Yannick Bollore, chairman of the supervisory board of Universal Music Group parent company Vivendi, implicitly extended the projections for the sale of UMG by around six months in a interview today. He said Vivendi is “not in a hurry” to wrap the sale and is “very confident” it will find the right partner to purchase up to 50% of the world’s largest music company.
“We didn’t say we want to spin off UMG,” he said, responding to a question from a Bloomberg reporter. “The supervisory board of Vivendi is working with the [UMG] management board to find the [right] financial partner. As you may know, the music industry is going through huge growth and the business is thriving, and we want to make sure we can accelerate the growth in the coming years so we have communicated that we want to open the process before the end of 2019 and the management is still very confident the process is on track.”
Asked about the extension of projected sale dates, which had previously slotted an opening for mid-2019 and a close by early next year, Bollore responded, “We are not in a hurry — Vivendi is doing very well and UMG is doing very well. The question is how to find the right partner.
“But, once again, everything’s fine — trust me.”
In the 10 months since Vivendi confirmed that it is seeking a buyer for as much as 50% of Universal Music Group, the industry has watched analysts’ proposed valuations of the company balloon from an initial $22 billion to as much as $50 billion.

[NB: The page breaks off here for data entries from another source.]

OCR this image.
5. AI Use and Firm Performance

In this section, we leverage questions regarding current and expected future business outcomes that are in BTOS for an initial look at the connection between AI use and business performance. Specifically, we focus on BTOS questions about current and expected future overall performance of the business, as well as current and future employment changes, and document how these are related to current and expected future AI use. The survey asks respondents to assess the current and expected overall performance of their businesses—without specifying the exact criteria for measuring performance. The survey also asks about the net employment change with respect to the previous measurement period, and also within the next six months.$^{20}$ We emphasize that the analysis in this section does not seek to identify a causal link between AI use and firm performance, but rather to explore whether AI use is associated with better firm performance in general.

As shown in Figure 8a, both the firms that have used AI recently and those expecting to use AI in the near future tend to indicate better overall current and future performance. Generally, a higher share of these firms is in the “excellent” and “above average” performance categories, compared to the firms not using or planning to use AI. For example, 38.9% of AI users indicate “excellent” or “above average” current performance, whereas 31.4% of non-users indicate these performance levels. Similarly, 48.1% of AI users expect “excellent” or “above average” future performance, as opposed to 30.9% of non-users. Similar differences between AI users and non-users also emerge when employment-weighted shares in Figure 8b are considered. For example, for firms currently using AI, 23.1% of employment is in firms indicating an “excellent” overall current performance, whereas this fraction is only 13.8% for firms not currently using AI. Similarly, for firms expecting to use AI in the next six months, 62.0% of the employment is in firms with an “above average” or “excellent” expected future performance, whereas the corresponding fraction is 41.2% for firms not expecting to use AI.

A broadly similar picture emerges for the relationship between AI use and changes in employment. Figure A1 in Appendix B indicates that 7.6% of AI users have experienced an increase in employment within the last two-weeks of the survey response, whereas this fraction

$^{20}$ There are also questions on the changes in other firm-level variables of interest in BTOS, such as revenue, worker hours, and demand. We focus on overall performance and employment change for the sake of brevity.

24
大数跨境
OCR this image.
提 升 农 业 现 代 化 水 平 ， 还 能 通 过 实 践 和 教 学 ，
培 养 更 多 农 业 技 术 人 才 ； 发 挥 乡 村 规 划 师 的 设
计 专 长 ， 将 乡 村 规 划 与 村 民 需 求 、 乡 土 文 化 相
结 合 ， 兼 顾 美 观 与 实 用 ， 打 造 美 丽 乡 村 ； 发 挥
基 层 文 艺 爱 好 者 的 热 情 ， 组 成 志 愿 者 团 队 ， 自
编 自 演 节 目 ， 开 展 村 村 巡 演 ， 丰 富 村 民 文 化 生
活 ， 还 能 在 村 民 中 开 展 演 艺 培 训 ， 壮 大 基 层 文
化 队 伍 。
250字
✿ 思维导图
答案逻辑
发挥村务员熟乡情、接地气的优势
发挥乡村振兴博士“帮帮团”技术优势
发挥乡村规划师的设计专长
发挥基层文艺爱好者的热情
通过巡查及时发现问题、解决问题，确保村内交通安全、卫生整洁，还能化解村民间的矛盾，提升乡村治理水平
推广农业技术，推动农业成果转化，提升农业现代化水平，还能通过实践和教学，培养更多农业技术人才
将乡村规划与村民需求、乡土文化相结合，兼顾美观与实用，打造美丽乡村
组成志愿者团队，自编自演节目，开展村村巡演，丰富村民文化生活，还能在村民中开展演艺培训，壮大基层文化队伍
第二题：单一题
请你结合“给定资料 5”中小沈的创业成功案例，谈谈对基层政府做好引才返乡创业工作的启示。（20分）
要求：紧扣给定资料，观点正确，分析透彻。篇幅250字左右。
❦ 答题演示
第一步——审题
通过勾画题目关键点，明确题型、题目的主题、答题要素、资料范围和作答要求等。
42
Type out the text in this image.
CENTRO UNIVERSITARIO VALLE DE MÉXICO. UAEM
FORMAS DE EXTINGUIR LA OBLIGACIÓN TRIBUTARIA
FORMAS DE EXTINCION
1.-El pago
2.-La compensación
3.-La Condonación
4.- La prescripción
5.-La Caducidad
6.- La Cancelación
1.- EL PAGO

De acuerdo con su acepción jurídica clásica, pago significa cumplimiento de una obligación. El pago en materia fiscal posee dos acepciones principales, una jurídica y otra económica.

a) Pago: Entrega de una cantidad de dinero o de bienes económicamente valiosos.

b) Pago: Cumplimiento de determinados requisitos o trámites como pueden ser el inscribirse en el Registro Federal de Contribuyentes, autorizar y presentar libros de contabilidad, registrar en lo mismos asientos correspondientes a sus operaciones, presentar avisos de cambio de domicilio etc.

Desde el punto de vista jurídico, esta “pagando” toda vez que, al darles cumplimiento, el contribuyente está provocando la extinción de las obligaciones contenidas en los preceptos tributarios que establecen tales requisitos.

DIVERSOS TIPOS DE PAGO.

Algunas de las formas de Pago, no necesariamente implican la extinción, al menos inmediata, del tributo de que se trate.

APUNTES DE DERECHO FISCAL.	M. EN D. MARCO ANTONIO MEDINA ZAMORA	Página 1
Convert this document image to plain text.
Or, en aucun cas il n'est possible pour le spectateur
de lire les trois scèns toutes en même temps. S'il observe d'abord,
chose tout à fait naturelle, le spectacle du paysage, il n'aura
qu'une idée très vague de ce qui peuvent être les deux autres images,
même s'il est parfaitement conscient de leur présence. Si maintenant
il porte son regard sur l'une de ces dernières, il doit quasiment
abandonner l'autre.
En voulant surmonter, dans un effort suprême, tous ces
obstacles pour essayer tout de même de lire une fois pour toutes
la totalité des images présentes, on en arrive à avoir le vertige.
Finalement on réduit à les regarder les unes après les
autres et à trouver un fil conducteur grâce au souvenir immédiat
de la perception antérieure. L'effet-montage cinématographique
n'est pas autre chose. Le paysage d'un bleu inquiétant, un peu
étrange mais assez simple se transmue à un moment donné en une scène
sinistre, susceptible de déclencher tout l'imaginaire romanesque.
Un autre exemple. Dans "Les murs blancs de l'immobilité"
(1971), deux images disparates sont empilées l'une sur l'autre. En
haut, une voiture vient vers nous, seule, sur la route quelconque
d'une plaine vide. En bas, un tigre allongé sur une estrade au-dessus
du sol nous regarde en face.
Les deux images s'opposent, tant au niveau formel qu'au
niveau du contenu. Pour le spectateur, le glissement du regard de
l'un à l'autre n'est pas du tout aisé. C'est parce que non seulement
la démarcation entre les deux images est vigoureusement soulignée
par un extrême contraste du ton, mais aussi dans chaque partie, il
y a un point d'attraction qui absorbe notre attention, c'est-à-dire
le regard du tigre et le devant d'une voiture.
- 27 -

But sources say that private equity investors have been losing interest due to the high price of the company — which sources said ranges between $28 billion and $33 billion, and some as high as $45 billion — and the slow pace of the deal, leading Vivendi to enter talks with other companies, including Chinese giant Tencent, which has been among the reported interested parties for several months.
Estimates of the company’s value have not been enhanced by the controversy surrounding a massive 2008 fire in which an estimated 500,000 master recordings from the company’s vast archive were destroyed, as revealed by a New York Times article.
UMG is by far the world’s largest music company, with recorded-music, publishing, merchandise, management and other divisions and a sprawling roster that includes Taylor Swift, Drake, Lady Gaga, Kanye West, Kacey Musgraves and many other superstar artists. A deal with Tencent would elevate UMG’s already formidable international presence in the tightly controlled Chinese market; however, a different set of problems has emerged in recent weeks due to trade tensions between China and the U.S.
A rep for Vivendi did not immediately respond to Variety’s requests for comment.
Many insiders have expressed skepticism about the deal as proposed, noting that few companies or investors would pay such a steep price for an essentially passive role in UMG; several said they found it hard to imagine Lucian Grainge, UMG’s chairman and CEO, sharing decision-making with an outside party. Over the past few months, interested parties have included SiriusXM/Pandora owner Liberty Media Corp. — which is also a partial owner of the world’s largest live-entertainment company, Live Nation — Apple, Chinese technology firm Alibaba and KKR & Co.
In an earnings report released by Vivendi in February, UMG clocked total annual revenues of approximately $7.15 billion, a 10% increase at constant currency over 2017. The company continues to be a primary driver of Vivendi’s revenue: “For the second half of 2018, at constant currency and perimeter, Vivendi’s revenues increased by 5.7% compared to the second half of 2017, an improvement compared to the first half of 2018 (+3.9% compared to the first half of 2017), mainly driven by Universal Music Group (+12.8% for the second half, compared to +6.8% for the first half),” the report reads.
UMG is a crown jewel in the otherwise-tepid Vivendi holdings, and has helped the company’s shares gain 24% over the past two years.